Les discours radiophoniques de Thomas Mann à la BBC, à partir de 1940, étaient des prises de position claires et courageuses contre le national-socialisme. Il évoquait le meurtre des Juifs, leur implication et leur culpabilité, et posait directement aux Allemands des questions embarrassantes. C'est précisément ce caractère radical et explicite qui lui a souvent valu des critiques dans l'après-guerre ; certaines déclarations, comme celles concernant le bombardement des villes allemandes, ne lui ont jamais été véritablement pardonnées. Accusé de moralisme depuis la sécurité de son exil, il a été considéré comme un traître, et a été la cible d'insultes virulentes. Cela explique pourquoi ces discours ont longtemps été ignorés ou dévalorisés. De plus, ils ne correspondaient pas à l'image d'un écrivain détaché, empreint d'une ironie détachée (qui est également un cliché). Le raffinement rhétorique avec lequel ces discours étaient construits, ainsi que leurs références à la Bible et au monde mythique (wagnérien), n'ont pu être reconnus que plus tard dans ces circonstances.
Une découverte surprenante dans votre livre est la rapidité et l’intensité avec lesquelles Thomas Mann a soutenu le sionisme, y compris lors de la fondation de l’État d’Israël en 1948. Quelles sont les raisons de cette position ?
Le plaidoyer de Thomas Mann en faveur du sionisme débuta dans les années 1920 et se poursuivit jusqu'à la fondation d'Israël en 1948, qu'il soutint sans réserve. Cet engagement est, en réalité, peu visible publiquement. L'une des raisons de cet engagement réside dans sa perception précoce et très claire de l'antisémitisme croissant dans la République de Weimar. Pour lui, le sionisme constituait aussi une réponse politique à cette haine, d'abord conçue culturellement, puis de plus en plus concrètement. Au plus tard en 1942, lorsqu'il prit conscience de l'ampleur de la Shoah, il devint un ardent défenseur de la création d'un État juif nouvellement créé, par conviction morale et responsabilité historique.
Néanmoins, le rapport de Thomas Mann au judaïsme peut aussi être source de malaise. Dans ses romans et essais, il souligne les grandes réussites civilisatrices de la culture juive classique, tout en semblant imprégné de stéréotypes, affirmant par exemple que les Juifs sont différents des autres. Qu'est-ce qui détermine exactement le rapport de Thomas Mann au judaïsme ? Y a-t-il réellement des éléments qui pourraient être qualifiés de racisme ?
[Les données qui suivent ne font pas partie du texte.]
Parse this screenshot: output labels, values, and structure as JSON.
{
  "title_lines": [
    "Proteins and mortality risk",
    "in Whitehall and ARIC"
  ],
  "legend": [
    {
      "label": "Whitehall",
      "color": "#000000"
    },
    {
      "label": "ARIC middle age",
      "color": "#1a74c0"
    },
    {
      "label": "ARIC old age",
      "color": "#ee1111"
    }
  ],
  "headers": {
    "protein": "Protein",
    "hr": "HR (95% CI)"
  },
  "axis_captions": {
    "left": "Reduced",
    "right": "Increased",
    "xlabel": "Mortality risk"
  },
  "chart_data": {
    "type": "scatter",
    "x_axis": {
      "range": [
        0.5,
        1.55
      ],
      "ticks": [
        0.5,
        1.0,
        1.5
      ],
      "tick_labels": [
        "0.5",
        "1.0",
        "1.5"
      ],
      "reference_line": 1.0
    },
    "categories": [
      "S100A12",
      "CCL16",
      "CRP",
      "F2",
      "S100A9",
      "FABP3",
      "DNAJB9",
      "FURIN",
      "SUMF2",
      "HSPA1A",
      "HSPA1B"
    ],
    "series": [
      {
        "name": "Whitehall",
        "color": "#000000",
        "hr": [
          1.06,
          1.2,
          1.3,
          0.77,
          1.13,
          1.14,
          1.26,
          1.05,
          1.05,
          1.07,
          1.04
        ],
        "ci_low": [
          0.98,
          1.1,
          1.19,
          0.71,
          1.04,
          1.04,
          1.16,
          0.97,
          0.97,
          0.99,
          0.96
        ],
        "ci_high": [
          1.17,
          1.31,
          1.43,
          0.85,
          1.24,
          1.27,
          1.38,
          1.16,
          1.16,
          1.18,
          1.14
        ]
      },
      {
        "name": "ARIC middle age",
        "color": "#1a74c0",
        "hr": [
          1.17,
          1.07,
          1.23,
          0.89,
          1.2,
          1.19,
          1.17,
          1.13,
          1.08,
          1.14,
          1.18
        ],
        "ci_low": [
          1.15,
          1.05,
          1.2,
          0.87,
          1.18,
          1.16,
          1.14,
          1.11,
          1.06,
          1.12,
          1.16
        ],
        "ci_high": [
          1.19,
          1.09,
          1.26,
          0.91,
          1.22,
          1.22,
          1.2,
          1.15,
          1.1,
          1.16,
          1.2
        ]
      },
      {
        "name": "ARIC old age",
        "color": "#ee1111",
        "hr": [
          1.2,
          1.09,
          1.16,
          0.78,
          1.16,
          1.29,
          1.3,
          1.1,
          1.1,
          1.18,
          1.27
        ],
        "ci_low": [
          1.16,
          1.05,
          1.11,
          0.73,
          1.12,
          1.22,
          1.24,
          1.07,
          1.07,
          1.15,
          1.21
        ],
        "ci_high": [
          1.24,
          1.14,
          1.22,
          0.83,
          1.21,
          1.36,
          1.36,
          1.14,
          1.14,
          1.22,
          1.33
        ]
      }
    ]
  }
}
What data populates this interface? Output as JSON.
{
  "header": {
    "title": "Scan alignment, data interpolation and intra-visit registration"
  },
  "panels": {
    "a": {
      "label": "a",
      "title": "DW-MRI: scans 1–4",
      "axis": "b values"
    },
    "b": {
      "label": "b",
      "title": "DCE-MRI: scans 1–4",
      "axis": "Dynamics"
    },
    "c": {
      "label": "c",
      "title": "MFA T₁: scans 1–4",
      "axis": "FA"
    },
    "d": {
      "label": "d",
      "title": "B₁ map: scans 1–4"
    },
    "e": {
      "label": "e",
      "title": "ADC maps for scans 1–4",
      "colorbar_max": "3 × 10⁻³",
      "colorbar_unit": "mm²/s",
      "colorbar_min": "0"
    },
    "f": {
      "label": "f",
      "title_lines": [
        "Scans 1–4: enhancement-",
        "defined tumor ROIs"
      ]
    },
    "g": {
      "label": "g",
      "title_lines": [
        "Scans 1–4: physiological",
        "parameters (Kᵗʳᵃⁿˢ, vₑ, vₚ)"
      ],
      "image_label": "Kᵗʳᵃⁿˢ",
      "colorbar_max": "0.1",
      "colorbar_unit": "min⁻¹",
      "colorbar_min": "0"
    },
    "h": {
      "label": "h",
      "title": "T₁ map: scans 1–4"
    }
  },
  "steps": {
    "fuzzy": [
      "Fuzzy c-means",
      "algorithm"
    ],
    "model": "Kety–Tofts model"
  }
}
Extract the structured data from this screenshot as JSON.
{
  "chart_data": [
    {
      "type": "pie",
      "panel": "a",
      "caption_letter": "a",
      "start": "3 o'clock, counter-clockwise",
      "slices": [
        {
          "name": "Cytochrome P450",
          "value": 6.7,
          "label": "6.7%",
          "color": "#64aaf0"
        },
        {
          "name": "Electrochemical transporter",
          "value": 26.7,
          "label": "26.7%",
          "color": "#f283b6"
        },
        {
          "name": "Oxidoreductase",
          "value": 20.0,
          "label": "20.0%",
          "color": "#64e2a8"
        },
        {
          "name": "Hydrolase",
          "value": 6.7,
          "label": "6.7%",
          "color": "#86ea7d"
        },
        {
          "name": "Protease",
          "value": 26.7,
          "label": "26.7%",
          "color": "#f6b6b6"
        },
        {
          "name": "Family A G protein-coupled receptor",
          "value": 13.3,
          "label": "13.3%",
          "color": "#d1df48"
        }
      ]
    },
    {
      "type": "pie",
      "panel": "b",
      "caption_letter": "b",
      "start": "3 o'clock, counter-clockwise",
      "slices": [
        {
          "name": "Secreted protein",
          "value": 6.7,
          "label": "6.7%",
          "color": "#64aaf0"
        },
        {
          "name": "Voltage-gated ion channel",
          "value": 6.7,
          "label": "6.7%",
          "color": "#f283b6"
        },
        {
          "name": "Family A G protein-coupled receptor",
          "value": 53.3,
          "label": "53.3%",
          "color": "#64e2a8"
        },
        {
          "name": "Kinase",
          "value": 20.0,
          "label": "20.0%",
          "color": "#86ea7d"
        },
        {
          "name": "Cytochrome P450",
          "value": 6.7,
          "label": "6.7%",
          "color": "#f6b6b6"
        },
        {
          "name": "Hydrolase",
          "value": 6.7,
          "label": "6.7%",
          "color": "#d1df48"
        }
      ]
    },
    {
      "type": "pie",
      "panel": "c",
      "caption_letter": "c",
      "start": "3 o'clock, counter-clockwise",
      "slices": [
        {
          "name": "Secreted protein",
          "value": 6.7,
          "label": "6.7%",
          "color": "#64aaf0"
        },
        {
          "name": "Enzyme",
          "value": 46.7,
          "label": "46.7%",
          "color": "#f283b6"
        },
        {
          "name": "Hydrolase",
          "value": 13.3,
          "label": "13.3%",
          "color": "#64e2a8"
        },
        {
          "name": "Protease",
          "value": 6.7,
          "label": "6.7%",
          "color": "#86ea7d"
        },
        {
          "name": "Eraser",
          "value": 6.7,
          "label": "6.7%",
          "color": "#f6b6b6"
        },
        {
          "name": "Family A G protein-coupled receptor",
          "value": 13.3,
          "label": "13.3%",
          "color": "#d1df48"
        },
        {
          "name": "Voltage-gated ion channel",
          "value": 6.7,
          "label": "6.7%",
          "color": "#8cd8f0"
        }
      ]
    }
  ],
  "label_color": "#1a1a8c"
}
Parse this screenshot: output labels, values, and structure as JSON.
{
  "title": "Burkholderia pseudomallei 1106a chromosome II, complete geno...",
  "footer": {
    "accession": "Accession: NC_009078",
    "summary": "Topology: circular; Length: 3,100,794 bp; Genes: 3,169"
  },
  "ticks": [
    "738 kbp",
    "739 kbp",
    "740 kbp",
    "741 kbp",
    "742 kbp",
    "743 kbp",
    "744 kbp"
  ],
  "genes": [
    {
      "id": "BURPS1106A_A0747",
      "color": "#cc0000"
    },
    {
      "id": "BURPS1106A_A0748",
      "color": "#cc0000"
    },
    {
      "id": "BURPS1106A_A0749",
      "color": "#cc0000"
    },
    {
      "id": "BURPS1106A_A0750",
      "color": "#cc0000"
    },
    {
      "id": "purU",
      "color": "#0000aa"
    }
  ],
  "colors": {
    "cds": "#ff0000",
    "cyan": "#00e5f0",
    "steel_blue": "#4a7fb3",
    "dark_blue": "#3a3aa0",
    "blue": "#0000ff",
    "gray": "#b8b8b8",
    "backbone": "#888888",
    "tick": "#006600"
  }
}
Ces stéréotypes sont présents dans les récits et les romans, et parfois même dans les lettres et les journaux intimes. Je ne remets rien en question, ni ne relativise cela. Parfois, le discours de Thomas Mann, même lorsqu'il se qualifie explicitement de « philosémite », vire aux clichés antisémites. Mon objectif est plutôt de complexifier le tableau en considérant l'aversion de Mann pour l'antisémitisme politique et son opposition engagée à celui-ci, ainsi que, bien sûr, son plaidoyer en faveur du sionisme. J'ai l'impression que, concernant la relation de Thomas Mann avec « les » Juifs, tout jugement, tout jugement général, est proscrit.